Three Things
The best meal I made last month had three ingredients
Brussels sprouts. Avocado oil. Balsamic vinegar. That’s it.
I halved the sprouts, tossed them in oil, roasted them at 425°F until the edges were black and the outer leaves were crispy. Pulled them out and tossed them in balsamic while they were still screaming hot, so the vinegar traveled deep into the layers.
No salt. No garlic. No butter. No herbs. Three ingredients and a hot oven.
The entire sheet pan, gone. I made more the next night.
It shouldn’t have been that good. I keep thinking I need more — more spices, more technique, more steps — to make something worth eating. But that pan of sprouts was better than dishes I’ve spent an hour on. And it made me wonder how many of my complicated meals are complicated because they need to be, and how many are complicated because I don’t trust the ingredients to carry the weight alone.
Constraint forces quality
Here’s what I’ve learned about cooking with three ingredients: there’s nowhere to hide.
When a recipe has fifteen components, a weak ingredient gets buried. Mediocre olive oil disappears in a complex sauce. Stale spices get masked by everything else in the pot. You can compensate. You can cover.

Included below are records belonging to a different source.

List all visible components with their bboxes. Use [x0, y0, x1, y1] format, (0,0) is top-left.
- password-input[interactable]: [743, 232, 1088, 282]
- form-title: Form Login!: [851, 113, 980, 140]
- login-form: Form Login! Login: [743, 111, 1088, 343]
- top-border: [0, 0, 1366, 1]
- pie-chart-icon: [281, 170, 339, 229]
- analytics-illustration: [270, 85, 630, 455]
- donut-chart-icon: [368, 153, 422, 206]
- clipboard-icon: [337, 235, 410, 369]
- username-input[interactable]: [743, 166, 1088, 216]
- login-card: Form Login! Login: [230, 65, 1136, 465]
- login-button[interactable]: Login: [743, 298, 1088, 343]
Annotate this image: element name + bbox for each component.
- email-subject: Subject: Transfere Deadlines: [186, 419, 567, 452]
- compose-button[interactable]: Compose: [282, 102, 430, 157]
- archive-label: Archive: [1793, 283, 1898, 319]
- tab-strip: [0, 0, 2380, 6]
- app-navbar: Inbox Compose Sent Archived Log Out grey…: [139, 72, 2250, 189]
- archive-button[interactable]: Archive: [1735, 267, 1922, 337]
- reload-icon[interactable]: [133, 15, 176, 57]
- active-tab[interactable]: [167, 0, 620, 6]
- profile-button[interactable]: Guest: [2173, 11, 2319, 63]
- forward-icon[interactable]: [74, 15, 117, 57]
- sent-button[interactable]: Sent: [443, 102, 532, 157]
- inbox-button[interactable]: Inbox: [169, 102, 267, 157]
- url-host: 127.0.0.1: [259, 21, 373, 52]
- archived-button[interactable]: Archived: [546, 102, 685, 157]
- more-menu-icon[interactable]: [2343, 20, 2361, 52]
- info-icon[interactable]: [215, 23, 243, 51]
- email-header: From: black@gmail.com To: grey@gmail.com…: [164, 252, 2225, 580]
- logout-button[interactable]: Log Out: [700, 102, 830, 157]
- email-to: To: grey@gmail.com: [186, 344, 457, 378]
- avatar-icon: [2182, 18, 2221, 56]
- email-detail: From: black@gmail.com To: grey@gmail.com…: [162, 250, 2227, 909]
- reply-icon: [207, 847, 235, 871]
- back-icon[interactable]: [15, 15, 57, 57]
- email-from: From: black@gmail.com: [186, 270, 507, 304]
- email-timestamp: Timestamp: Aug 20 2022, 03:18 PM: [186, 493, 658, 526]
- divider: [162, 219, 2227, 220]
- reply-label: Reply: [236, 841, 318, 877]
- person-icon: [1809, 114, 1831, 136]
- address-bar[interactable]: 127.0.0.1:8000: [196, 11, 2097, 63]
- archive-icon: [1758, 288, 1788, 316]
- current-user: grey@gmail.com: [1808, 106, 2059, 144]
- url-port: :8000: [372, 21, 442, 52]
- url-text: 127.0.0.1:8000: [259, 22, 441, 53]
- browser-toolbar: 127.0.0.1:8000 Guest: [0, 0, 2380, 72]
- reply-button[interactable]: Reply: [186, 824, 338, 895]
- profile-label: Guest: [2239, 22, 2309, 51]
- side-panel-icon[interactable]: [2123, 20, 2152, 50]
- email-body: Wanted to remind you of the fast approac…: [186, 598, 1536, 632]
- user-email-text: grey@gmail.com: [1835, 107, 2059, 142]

With three ingredients, every single one is exposed. If the oil is rancid, you taste it. If the vinegar is cheap, the whole dish falls flat. If the vegetable isn’t fresh, there’s nothing to distract from it.
That sounds like pressure, but it’s actually freedom. Because when every ingredient matters, you stop buying things out of habit and start paying attention to what’s actually good. A great olive oil. A vinegar worth tasting on its own. Produce that doesn’t need help.
Three ingredients isn’t a limitation. It’s a quality filter.
A pasta, a vegetable, a dessert
I started testing this across different categories to see if the pattern held. It did.
The pasta: legume pasta, grass-fed butter, nutritional yeast. Cook the pasta. Toss it in butter with a splash of pasta water until it’s glossy. Sprinkle nutritional yeast over the top. It tastes like a rich, savory mac and cheese. The nutritional yeast provides that fermented, almost-parmesan flavor. The butter and starchy water create the sauce. Three ingredients and it’s a full, protein-heavy meal that takes ten minutes.
The vegetable: those Brussels sprouts. Oil, acid, heat. The Maillard reaction on the sprout, the balsamic soaking into the char. I’ve made this for people who claim they hate Brussels sprouts. They don’t hate these.
The dessert: one ripe avocado, raw cacao powder, maple syrup. Blend until smooth. The avocado disappears — no green taste, no avocado flavor, just a dense, fudgy mousse that tastes like dark chocolate pudding. I’ve served this without telling people what’s in it and the reaction is always the same. Disbelief, then a second scoop.
Each one works because the three ingredients are doing different jobs. A base, a fat or acid, and a flavor. Structure, lubrication, character. When the roles are filled, the dish is complete. Adding a fourth ingredient might make it different, but it won’t make it better.
The question that changed my grocery list
I started asking myself before I cooked: can I make this with three things?
Not always. Some dishes need complexity. A curry wants layers. A stew builds over time. I’m not suggesting every meal should be stripped to the bones.
But the question itself is useful. Because most of the time, when I really look at a recipe, half the ingredients are redundant. They’re there for insurance — another herb in case the first one wasn’t enough, another fat on top of the fat that’s already working, a sweetener and a second sweetener and a glaze.
Removing the insurance is scary the first time. But when the dish still works — when it works better, because each remaining ingredient is doing its full job — you realize how much of cooking is clutter and how little is structure.
The structure is usually three things.
The rule I keep coming back to
If it doesn’t taste good with three ingredients, adding more won’t fix it. It’ll just make the problem harder to find.
Start simple. If something is missing, add one thing. Taste. If it’s still missing, add one more. But start with three and see what happens.
You’ll be surprised how often three is enough.